Same Village, Different Scale
Imagine you are pregnant in Zanzibar. Every antenatal visit means hours in a hot, crowded waiting room, followed by a few rushed minutes with a clinician who is doing their best in a system that gives them almost no time or tools to do more. You leave with a stamp in your card, but rarely with the knowledge, support, or connection that would make you want to come back. Surrounded by women going through the same experience, you leave just as alone as you arrived, and when the next appointment comes around, it is harder to find the reason to return.
Now imagine it differently.
You walk into a room, and there is a circle of 8 to 15 women, all carrying what you are carrying. Over the next two hours, you receive the clinical care you came for, and you also get something the waiting room never offered: space to ask the questions you were too afraid to ask alone, and the quiet relief of not having to hold the emotional weight of pregnancy by yourself. Mental health support is not an add-on here–it is woven into every visit. At the center of it all are Nurse-Midwives and government-employed Mental Health Counselors, not rushing through a checklist, but leading a session they were trained and equipped to run. That is what we have been building toward.
April was one of our fullest months yet, and a reminder that getting there is not something we do alone.
Our Village Showed Up
This month, our partners did not just observe our work. They rolled up their sleeves and got into it with us.
Ben Kahrl from the Trotula Fund led our team through an Extreme Ownership session–a rigorous, honest look at how we take responsibility and accountability for our work, our gaps, and our growth. The kind of session that is uncomfortable in the best way–because real ownership is uncomfortable. It means no excuses, no finger-pointing, and no waiting for someone else to fix what is ours to fix. Extreme Ownership is now being woven into the DNA of how we operate as a team and into every training we deliver to clinicians because we believe that the Nurse-Midwives and the Mental Health Counselors who walk into that circle should carry that same standard–a deep, personal accountability for every single mama and child in their care. Not as a burden, but as a calling. Not as a checklist, but as a commitment.
Dr. Connie Mao from the Yang Jing Foundation brought something equally tangible: a cervical cancer screening and vaginitis training for our team and government-employed Nurse-Midwives from both embedding pilot sites–so that frontline healthcare workers can expand their scope of practice and better serve women, not just during pregnancy, but across their lives.
The WAJAMAMA team smiles with Dr. Connie Mao and Ben Kahrl after a productive week of trainings together.
Amit and Eliguard from Dovetail Impact Foundation did not just visit, they embedded with us. They reviewed and strengthened our M&E tools, dug into our financial and reporting strategies, and sat with us through the hard conversations that come with navigating a critical phase of growth. They came as thought partners and left as part of the story. That kind of hands-on, shoulder-to-shoulder support is rare, and we do not take it for granted.

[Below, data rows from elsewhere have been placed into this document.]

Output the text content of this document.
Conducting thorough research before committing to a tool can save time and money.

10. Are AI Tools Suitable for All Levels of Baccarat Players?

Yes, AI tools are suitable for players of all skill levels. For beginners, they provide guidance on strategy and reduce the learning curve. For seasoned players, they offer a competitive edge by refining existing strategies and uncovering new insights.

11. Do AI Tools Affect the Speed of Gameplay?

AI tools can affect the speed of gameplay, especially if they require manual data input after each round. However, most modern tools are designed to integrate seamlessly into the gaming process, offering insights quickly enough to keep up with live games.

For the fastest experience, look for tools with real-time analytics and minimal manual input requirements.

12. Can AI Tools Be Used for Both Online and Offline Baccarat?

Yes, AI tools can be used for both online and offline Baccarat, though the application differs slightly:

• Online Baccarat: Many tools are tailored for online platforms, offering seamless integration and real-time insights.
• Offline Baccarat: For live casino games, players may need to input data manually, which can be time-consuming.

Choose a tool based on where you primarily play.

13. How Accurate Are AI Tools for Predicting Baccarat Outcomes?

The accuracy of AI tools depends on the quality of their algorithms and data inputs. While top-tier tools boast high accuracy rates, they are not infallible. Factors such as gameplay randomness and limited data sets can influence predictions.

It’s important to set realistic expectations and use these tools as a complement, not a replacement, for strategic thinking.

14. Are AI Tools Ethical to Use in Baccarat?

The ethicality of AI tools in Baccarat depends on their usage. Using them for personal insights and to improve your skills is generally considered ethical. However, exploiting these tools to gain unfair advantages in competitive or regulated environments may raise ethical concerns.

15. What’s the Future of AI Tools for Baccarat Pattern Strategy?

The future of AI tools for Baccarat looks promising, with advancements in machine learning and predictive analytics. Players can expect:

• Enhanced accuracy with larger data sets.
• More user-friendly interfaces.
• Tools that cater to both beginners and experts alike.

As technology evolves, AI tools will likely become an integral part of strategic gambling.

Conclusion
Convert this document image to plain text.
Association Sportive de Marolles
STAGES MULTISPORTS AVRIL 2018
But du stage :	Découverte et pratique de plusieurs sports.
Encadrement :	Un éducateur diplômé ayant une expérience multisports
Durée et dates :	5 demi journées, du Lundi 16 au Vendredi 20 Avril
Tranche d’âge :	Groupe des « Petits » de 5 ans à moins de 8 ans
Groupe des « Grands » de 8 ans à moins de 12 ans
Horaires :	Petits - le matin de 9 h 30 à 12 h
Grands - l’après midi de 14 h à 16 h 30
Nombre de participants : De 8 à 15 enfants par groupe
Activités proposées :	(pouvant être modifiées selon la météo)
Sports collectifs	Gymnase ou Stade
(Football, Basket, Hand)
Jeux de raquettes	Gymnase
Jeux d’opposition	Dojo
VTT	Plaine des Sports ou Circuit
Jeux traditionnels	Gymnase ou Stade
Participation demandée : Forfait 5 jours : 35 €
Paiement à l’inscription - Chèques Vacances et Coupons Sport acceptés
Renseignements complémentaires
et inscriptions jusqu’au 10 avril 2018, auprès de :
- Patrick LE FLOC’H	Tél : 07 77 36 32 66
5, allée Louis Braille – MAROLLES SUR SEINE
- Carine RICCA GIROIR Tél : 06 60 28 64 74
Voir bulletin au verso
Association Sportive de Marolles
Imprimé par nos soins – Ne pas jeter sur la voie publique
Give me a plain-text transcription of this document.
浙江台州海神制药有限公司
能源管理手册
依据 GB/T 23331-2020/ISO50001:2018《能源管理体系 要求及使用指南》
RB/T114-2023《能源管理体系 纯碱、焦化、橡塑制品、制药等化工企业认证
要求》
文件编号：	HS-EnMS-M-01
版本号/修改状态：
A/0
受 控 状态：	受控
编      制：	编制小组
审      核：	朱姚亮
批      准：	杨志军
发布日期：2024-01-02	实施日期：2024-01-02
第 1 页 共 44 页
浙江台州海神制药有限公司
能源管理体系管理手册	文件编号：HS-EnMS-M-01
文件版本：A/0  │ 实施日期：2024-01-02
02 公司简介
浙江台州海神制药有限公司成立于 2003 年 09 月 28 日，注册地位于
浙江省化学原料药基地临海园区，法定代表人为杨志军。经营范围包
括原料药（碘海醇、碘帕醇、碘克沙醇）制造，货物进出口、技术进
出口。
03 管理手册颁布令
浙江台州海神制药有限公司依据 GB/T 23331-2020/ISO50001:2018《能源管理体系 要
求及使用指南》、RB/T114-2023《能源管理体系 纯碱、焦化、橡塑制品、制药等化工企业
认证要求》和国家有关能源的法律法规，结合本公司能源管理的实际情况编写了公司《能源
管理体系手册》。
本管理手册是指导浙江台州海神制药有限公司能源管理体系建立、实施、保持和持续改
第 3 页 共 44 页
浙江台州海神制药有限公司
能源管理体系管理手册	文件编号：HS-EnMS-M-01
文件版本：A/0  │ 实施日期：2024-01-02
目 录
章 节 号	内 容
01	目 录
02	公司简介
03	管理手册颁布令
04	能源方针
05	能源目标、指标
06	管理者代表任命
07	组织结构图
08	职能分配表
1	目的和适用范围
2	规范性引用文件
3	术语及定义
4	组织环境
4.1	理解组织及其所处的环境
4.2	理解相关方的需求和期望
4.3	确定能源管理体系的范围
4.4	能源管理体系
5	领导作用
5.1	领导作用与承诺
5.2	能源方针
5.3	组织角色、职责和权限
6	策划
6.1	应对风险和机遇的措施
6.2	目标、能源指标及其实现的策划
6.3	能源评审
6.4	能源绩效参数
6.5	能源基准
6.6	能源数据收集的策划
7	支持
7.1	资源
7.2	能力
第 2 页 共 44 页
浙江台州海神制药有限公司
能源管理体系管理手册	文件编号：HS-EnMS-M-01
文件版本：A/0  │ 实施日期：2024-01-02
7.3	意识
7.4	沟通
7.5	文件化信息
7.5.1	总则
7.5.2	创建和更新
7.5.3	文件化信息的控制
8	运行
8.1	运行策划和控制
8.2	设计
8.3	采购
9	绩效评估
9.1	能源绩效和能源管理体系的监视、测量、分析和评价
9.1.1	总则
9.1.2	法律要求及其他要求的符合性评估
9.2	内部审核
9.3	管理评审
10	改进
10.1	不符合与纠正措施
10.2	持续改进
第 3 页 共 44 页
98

UNICEF, the Ministry of Health ICT team, CareNX, and our team gathered for a ZanEMR Fetosense integration workshop–a critical step before we go live at Group Care facilities. Fetosense is a portable cardiotocography (CTG) machine, making fetal and contraction monitoring possible for the first time in Zanzibar's healthcare system. We believe CTG monitoring has the power to save lives at a scale we have not yet seen here. It will make non-stress tests for high-risk mothers accessible during pregnancy for the first time, becoming a core part of GCM so that babies at risk are identified early, and intervention can happen promptly. But technology is only as powerful as the systems around it. This workshop ensured that the data Fetosense captures feeds directly into ZanEMR and back, with key stakeholders aligned before the switch is flipped.
Spring Impact returned for four intensive days to help us look honestly at the embedding pilot–what is working, where teams are struggling, and what we could not have known until we were deep inside it. Together, we mapped six priority solutions that will shape our next phase, designed a model for how our role evolves as Group Care moves from pilot to government-owned system, and got clear on exactly who we need on our workforce to climb this mountain. Because the right strategy without the right people is just a plan on paper.
Different partners. Different expertise. All pointing in the same direction.
WAJAMAMA team members work with Spring Impact to map pilot challenges by their impact on GCM delivery.
It Takes a Community
WAJAMAMA was born from a painful observation: that in a place where community is woven into everything, pregnancy had become a solitary experience. Group Care was the answer — restoring what pregnancy was always meant to have around it.
Building the system to sustain that care demands the same village. None of what you have followed this year happened without one.
We still have a long way to go. But we have never been more certain of how to get there, or more grateful for who is making the climb with us.
We are building something that believes in community. It makes sense that the community is what is building it.